I place a great emphasis on the importance of prevention. Prevention is not a sexy flavour-of-the-month subject, but it works. I suggest that much can be done online. One of my basic suppositions is that you can show people how to change by themselves. I know that is a big statement, but I believe I can back it up. Therapy is not a history lesson of why the problem is there. It is a geography lesson showing you how to avoid the problem. I think people can make their maps and guide themselves, once they know-how. Treatment is a learning and correctional experience. So why not adapt all the teaching skills out there on the web? I built the website www.myselfhealth.org/bod to show it can be done. Look at the site, but it is only a demo site, as you will see.

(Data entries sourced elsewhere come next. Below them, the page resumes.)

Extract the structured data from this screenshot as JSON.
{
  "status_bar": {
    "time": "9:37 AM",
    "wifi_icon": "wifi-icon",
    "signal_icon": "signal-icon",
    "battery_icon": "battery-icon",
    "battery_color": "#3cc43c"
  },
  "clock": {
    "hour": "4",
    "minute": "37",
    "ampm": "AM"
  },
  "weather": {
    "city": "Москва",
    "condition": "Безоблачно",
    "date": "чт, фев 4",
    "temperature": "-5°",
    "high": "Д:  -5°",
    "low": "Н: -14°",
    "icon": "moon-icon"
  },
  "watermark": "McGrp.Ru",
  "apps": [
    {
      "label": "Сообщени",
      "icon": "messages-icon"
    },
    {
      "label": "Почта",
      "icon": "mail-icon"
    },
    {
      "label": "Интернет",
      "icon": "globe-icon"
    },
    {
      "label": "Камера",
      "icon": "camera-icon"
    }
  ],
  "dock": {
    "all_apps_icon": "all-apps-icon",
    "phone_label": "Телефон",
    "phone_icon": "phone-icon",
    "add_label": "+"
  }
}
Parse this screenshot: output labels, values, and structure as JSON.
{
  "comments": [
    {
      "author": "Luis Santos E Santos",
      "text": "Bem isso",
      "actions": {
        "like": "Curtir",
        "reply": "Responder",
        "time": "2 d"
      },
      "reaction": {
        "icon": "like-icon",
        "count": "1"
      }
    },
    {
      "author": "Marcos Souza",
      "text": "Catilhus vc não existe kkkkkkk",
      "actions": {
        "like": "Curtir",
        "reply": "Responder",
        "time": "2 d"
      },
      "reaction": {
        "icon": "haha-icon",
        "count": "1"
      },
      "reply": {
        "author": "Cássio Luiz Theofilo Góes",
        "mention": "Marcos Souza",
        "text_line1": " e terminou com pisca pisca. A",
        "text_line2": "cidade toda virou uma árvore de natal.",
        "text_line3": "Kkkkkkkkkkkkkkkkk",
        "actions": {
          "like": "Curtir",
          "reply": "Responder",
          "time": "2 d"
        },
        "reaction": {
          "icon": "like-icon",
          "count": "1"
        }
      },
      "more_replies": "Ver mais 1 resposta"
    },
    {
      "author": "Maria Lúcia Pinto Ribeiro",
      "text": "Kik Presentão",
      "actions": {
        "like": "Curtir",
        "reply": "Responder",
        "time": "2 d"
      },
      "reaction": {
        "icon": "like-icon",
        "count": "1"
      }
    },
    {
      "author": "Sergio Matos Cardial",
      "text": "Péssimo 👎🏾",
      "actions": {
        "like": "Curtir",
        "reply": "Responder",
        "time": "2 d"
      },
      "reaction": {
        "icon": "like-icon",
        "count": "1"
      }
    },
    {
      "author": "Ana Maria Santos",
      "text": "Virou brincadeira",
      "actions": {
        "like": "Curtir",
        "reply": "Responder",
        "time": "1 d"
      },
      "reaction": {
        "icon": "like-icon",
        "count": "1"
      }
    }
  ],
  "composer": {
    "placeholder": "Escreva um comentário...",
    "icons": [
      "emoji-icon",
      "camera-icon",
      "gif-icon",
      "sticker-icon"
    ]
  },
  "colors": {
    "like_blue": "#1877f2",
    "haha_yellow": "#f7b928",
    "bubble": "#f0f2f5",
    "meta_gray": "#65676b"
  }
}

I have learned three more important facts. I believe they are essential in order to understand the picture, as I see it. After fifty years in the profession, and as a graduate of the 1960’s “new-left,” I realize I am getting old. I cling to ideas I know have failed – not only in Psychiatry. These ideals shape today’s Psychiatry. Take anything you need, anything you want from my generation – but not as a belief system. Think out of the box. I know some people who think out of the box by smashing it to smithereens.

Good, Evil and Belief


We must accept that both good and evil exist, and there is a reason that we believe in religion. Both are important in understanding psychiatric practice as I see it. We must realize these two aspects. The acceptance of something more significant than the individual is an essential part of therapy. Most of the time, we are trying to sort out how we can exist as part of and yet, be separate from everything around us. We develop belief systems – we need belief systems. They are an essential part of our Automatic Everything. As is the sense of good and bad – evil exists. I know that will raise a lot of hackles. I did not arrive at this conclusion from a religious point of view. I distrust all the religious in every religion. I believe that good and bad exists, and the end-point of good therapy is to realize it and discern. Then do what is good for you.

As a corollary of accepting good and evil, we can eventually recognize that we cannot cure everything, but we can treat everything. To be even more provocative: I maintain that we cannot prevent; we will not heal. We can only treat and never cure that which we did not prevent. We must accept our limitations. We are only human.